Ligne nouvelle et grande vitesse : nous refusons la dérive financière et les impôts nouveaux !

Le groupe des élus du Rassemblement National en région Provence-Alpes-Côte d’Azur se bat depuis 20 ans contre les velléités de Ligne à grande vitesse entre Nice et Marseille. Alors que le projet présente quelques évolutions positives concernant le train du quotidien (phases 1 et 2), la folie de la grande vitesse est toujours programmée pour les phases 3 et 4.

Cette exigence de « grande vitesse » serait imposée par la Commission européenne comme condition à un hypothétique financement de 20% du projet global. Le reste sera bien sûr à la charge l’Etat et des collectivités, moyennant un impôt nouveau et supplémentaire annoncé pour les Provençaux, Alpins et Azuréens.

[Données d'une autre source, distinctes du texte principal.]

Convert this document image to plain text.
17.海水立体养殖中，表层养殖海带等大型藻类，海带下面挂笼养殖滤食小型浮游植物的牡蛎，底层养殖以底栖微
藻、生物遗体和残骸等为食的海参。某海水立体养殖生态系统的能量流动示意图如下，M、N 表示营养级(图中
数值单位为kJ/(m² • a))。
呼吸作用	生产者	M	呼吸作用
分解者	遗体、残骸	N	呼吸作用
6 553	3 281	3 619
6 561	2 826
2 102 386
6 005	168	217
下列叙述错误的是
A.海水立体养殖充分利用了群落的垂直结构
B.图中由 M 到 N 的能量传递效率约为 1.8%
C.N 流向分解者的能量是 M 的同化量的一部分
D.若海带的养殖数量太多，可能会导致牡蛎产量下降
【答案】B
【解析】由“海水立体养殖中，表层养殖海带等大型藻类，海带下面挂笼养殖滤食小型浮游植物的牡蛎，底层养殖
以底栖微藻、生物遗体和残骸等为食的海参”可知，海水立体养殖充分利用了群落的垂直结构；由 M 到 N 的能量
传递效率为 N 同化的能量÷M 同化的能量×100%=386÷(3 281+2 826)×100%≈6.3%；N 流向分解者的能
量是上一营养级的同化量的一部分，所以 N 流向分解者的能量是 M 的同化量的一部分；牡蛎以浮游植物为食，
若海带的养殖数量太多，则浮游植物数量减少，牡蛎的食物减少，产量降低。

Nous avons déjà dénoncé le tracé aberrant, le projet insoutenable et le gouffre financier de la grande vitesse. Son maintien pour espérer une petite part du financement est absurde : sans grande vitesse c’est bien plus que les 20% « d’apport » de la Commission européenne que nous économiserions, et que nous ferons donc économiser à nos administrés.

Le Rassemblement National réitère donc que les investissements de la Ligne nouvelle doivent se limiter à la transfiguration du train du quotidien, pour offrir aux habitants plus de trains, plus sûrs et à l’heure, sans la folie de cette funeste et inutilement coûteuse grande vitesse.

 Augmentation du tarif des TER : un mauvais coup porté au pouvoir d’achat de nos concitoyens

Malgré nos alertes et notre opposition, la Commission permanente du Conseil régional vient de voter une augmentation des tarifs des TER. Celle-ci se traduira, sur deux ans, par une hausse de 2,82% des billets unitaires et de 4,57% sur les abonnements régionaux multimodaux.

Alors que l’essence, la nourriture ou l’énergie coûtent de plus en plus cher, alors que nos concitoyens ont toujours plus de mal à boucler leurs fins de mois, cette décision est un bien mauvais coup porté par Renaud Muselier au pouvoir d’achat des habitants de notre Région. Et ce contrairement à son programme, déjà oublié huit mois après l’élection…

Si l’exécutif régional a besoin de dégager des moyens supplémentaires, nous l’invitons à rogner sur les dépenses somptuaires et de communication. Pas à s’en prendre au pouvoir d’achat des Provençaux, des Alpins et des Azuréens. 

Projet de Mayol à Pipady : une belle ambition mais encore des questions

Communiqué de presse d’Amaury Navarranne, conseiller régional de Provence-Alpes-Côte d’Azur, conseiller municipal et responsable du Rassemblement National de Toulon

 Le Maire de Toulon et Président de la Métropole, Hubert Falco, vient de présenter la première phase du projet « Mayol à Pipady ». Ce premier volet ne traite en réalité que « du Port Marchand à Pipady », sur l’espace de l’arsenal du Mourillon en partie libéré par la Marine Nationale. Après la rocambolesque affaire bâclée du néfaste quai de croisière de 400m, heureusement abandonné, les annonces étaient attendues depuis longtemps.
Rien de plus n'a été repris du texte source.